First goes the Precentor carrying two of Hermes' books, one containing the Hymns of the Gods, the other directions for the kingly office. After him follows the Horoscopus, an expert in the four astrological books of Hermes. Then succeeds the Hierogrammateus, or sacred scribe, with feathers upon his head, and a book and rule in his hands, to whom it belongeth to be thoroughly acquainted with the hieroglyphics, as with cosmography, geography, the order of the Sun and Moon and five planets ...

'The four astrological books of Hermes' came from that legendary collection of ancient texts the Hermetic books. These were allegedly collected together by the Egyptian god Thoth, later known to the Greeks as Hermes Trismegistus, and still later to the Romans as Mercury.

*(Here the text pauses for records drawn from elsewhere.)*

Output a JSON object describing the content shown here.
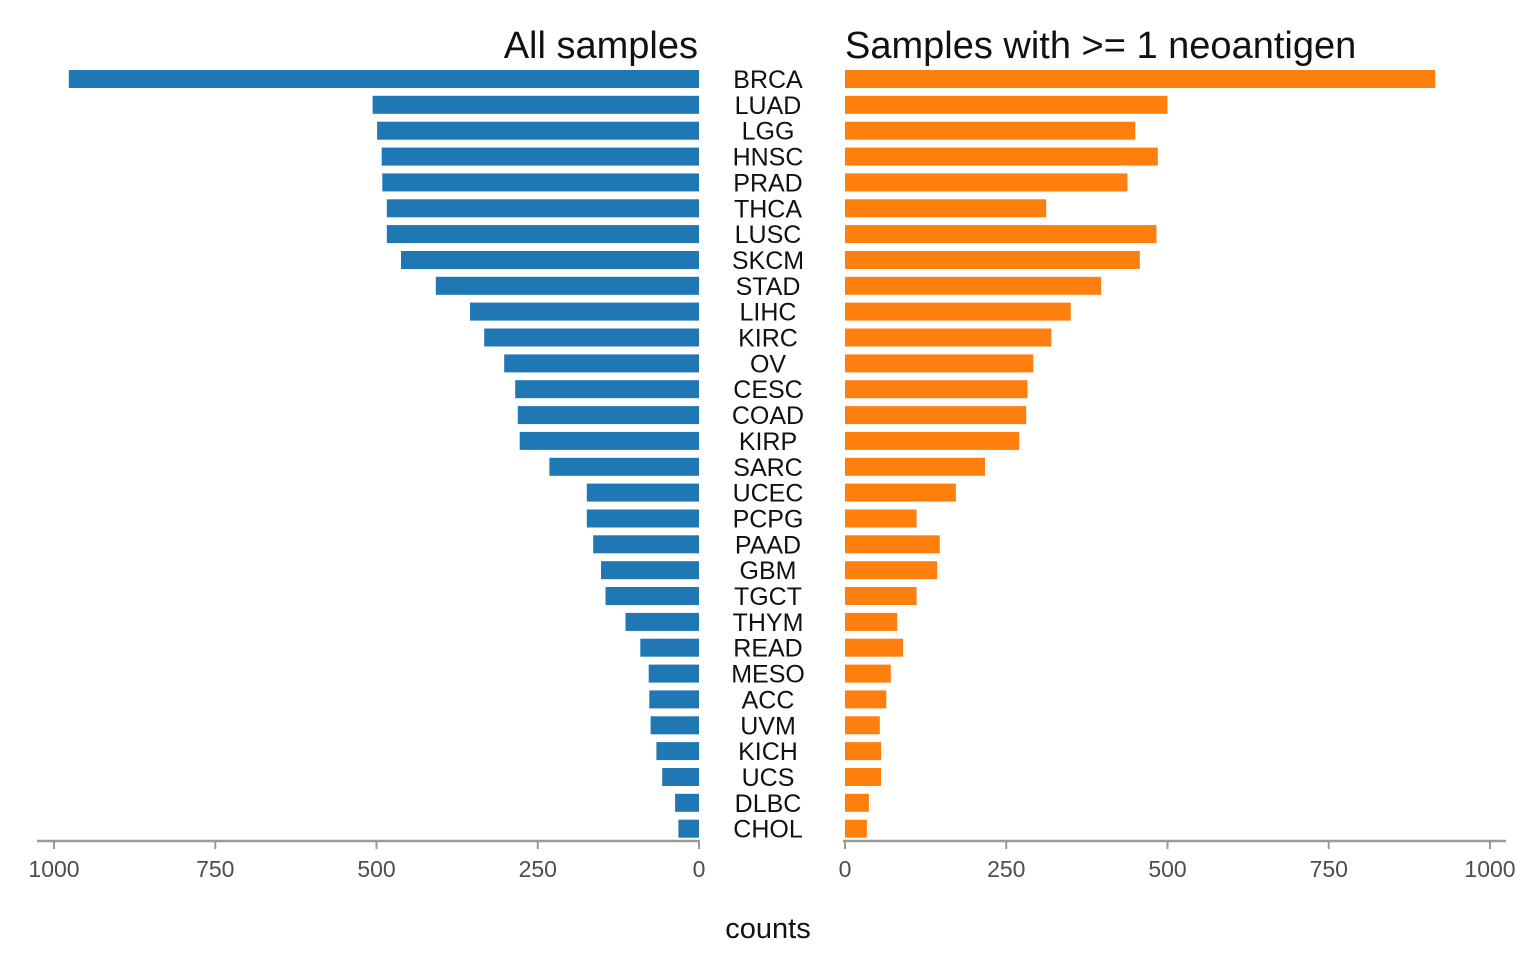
{
  "chart_data": {
    "type": "bar",
    "orientation": "horizontal",
    "layout": "back-to-back",
    "xlabel": "counts",
    "xlim": [
      0,
      1000
    ],
    "ticks": [
      0,
      250,
      500,
      750,
      1000
    ],
    "grid": false,
    "categories": [
      "BRCA",
      "LUAD",
      "LGG",
      "HNSC",
      "PRAD",
      "THCA",
      "LUSC",
      "SKCM",
      "STAD",
      "LIHC",
      "KIRC",
      "OV",
      "CESC",
      "COAD",
      "KIRP",
      "SARC",
      "UCEC",
      "PCPG",
      "PAAD",
      "GBM",
      "TGCT",
      "THYM",
      "READ",
      "MESO",
      "ACC",
      "UVM",
      "KICH",
      "UCS",
      "DLBC",
      "CHOL"
    ],
    "series": [
      {
        "name": "All samples",
        "color": "#1f77b4",
        "side": "left",
        "values": [
          977,
          506,
          499,
          492,
          491,
          484,
          484,
          462,
          408,
          355,
          333,
          302,
          285,
          281,
          278,
          232,
          174,
          174,
          164,
          152,
          145,
          114,
          91,
          78,
          77,
          75,
          66,
          57,
          37,
          32
        ]
      },
      {
        "name": "Samples with >= 1 neoantigen",
        "color": "#ff7f0e",
        "side": "right",
        "values": [
          915,
          500,
          450,
          485,
          438,
          312,
          483,
          457,
          397,
          350,
          320,
          292,
          283,
          281,
          270,
          217,
          172,
          111,
          147,
          143,
          111,
          81,
          90,
          71,
          64,
          54,
          56,
          56,
          37,
          34
        ]
      }
    ]
  }
}
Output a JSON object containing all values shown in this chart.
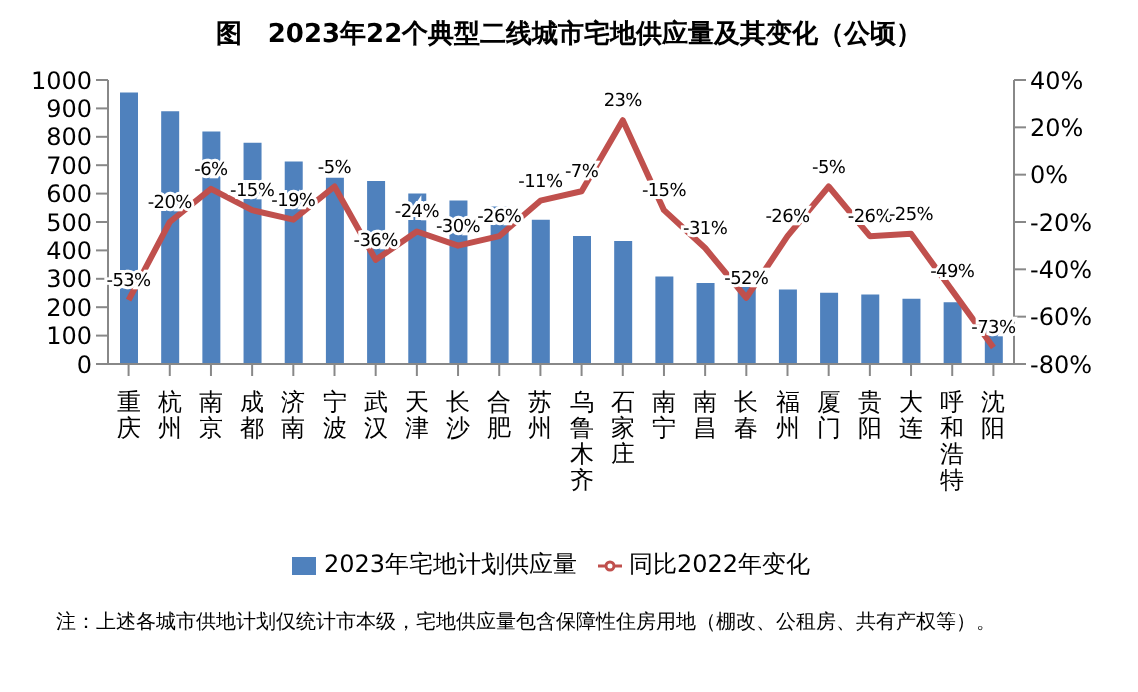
{
  "chart_data": {
    "type": "bar",
    "title": "图　2023年22个典型二线城市宅地供应量及其变化（公顷）",
    "categories": [
      "重庆",
      "杭州",
      "南京",
      "成都",
      "济南",
      "宁波",
      "武汉",
      "天津",
      "长沙",
      "合肥",
      "苏州",
      "乌鲁木齐",
      "石家庄",
      "南宁",
      "南昌",
      "长春",
      "福州",
      "厦门",
      "贵阳",
      "大连",
      "呼和浩特",
      "沈阳"
    ],
    "series": [
      {
        "name": "2023年宅地计划供应量",
        "color": "#4f81bd",
        "values": [
          956,
          890,
          819,
          779,
          713,
          656,
          644,
          600,
          576,
          555,
          508,
          451,
          433,
          308,
          285,
          287,
          262,
          251,
          245,
          230,
          217,
          120
        ]
      },
      {
        "name": "同比2022年变化",
        "type": "line",
        "axis": "y2",
        "color": "#c0504d",
        "values": [
          -53,
          -20,
          -6,
          -15,
          -19,
          -5,
          -36,
          -24,
          -30,
          -26,
          -11,
          -7,
          23,
          -15,
          -31,
          -52,
          -26,
          -5,
          -26,
          -25,
          -49,
          -73
        ],
        "value_labels": [
          "-53%",
          "-20%",
          "-6%",
          "-15%",
          "-19%",
          "-5%",
          "-36%",
          "-24%",
          "-30%",
          "-26%",
          "-11%",
          "-7%",
          "23%",
          "-15%",
          "-31%",
          "-52%",
          "-26%",
          "-5%",
          "-26%",
          "-25%",
          "-49%",
          "-73%"
        ]
      }
    ],
    "ylim": [
      0,
      1000
    ],
    "yticks": [
      0,
      100,
      200,
      300,
      400,
      500,
      600,
      700,
      800,
      900,
      1000
    ],
    "y2lim": [
      -80,
      40
    ],
    "y2ticks": [
      {
        "value": -80,
        "label": "-80%"
      },
      {
        "value": -60,
        "label": "-60%"
      },
      {
        "value": -40,
        "label": "-40%"
      },
      {
        "value": -20,
        "label": "-20%"
      },
      {
        "value": 0,
        "label": "0%"
      },
      {
        "value": 20,
        "label": "20%"
      },
      {
        "value": 40,
        "label": "40%"
      }
    ],
    "grid": false,
    "legend": "bottom",
    "marker": "none",
    "annotations": [
      "注：上述各城市供地计划仅统计市本级，宅地供应量包含保障性住房用地（棚改、公租房、共有产权等）。"
    ]
  }
}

Some authorities believed that there were forty-two volumes of these texts; other historians were more adventurous Seleucus claimed that there were twenty thousand volumes, and Manethon was particular, having counted 36,525.

The texts, however many there were, enshrined traditional knowledge about religion, art, science, geometry, alchemy, astronomy, astrology and many other subjects. They were held to be sacred, and only the highest of Egyptian priests were allowed to touch them. Alas, no one has yet discovered the tomb of Alexander the Great, in which the Emperor Severus is supposed to have entombed the last complete set. It may be that the extreme veneration in which the texts were held was a major factor in their not surviving; they were so sacred that only a few people were permitted access to them, and perhaps there came a time when those few had all died without ensuring that their charge had been passed on to posterity. However, the absence of any real knowledge of the texts has not prevented an enormous literature growing up about them, and it has never been doubted that any large collection of traditional wisdom, however put together, would certainly have contained much ancient theory about astrology.